Geoffrey Tibble was born in Reading and studied at the University School of Art. In 1927 he took up a place at the Slade School of Fine Arts where fellow students included William Coldstream, Rodrigo Moynihan and Geoffrey Tibble. In a letter dated 13th July 1947 (1) Tibble wrote:

Painted abstracts from 1934 to 1938 which were exhibited under the title ‘Objective Abstractions’. Since 1938, apart from an interruption of 2 years in the R.A.F. (1940-42), I have been painting representational works. Without rejecting the experiments and discoveries that have been made since Cezanne, I consider theories as such, Surrealism, Abstractionism, Realism, irrelevant. The only common ground or visual experience is the world of appearances. Pattern, Rhythm, Colour, Design derive solely from this common world. There is no such thing as pure aesthetics. Form and Content are indivisible. I differ both from the Realists and the Surrealists and the Abstractionists in that with the Realists the whole account is on the ‘visual world’, with the surrealists it is on ‘the Self’. My aim is ‘the Real’ which I understand as a subject-object relationship – ‘myself-in-the-world’ in which both the former points of view are contained’.

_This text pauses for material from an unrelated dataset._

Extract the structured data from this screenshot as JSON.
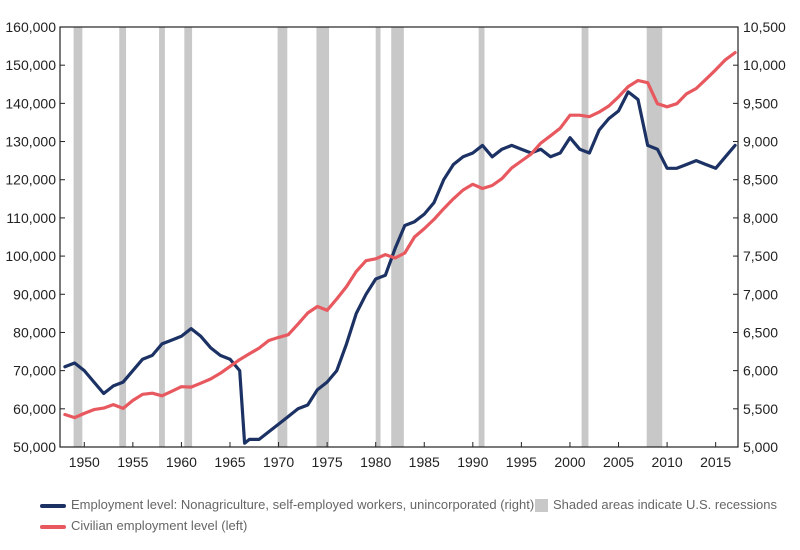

His work was included in the ‘Objective Abstractions’ exhibition at Zwemmers, London 1934, and had his first solo exhibition at Tooth’s Galleries, London in 1936. In 1942 he moved to Beaconsfield with his wife and two daughters; his neighbour there was the painter Edgar Hubert. He died on 15 December 1952 aged 43. William Townsend writing in The Times noted that ‘It is not without interest that Tibble’s technical facility as painter was matched by an astonishing facility for playing musical instruments by ear. He was a proficient pianist and many will remember hearing the piano-forte works of Satie, Poulenc and Stravinsky for the first time in his Charlotte Street studio.(2). A retrospective exhibition was shown at Manchester City Art Gallery in 1958 and in 2002 his work was shown at Jonathan Clark, London.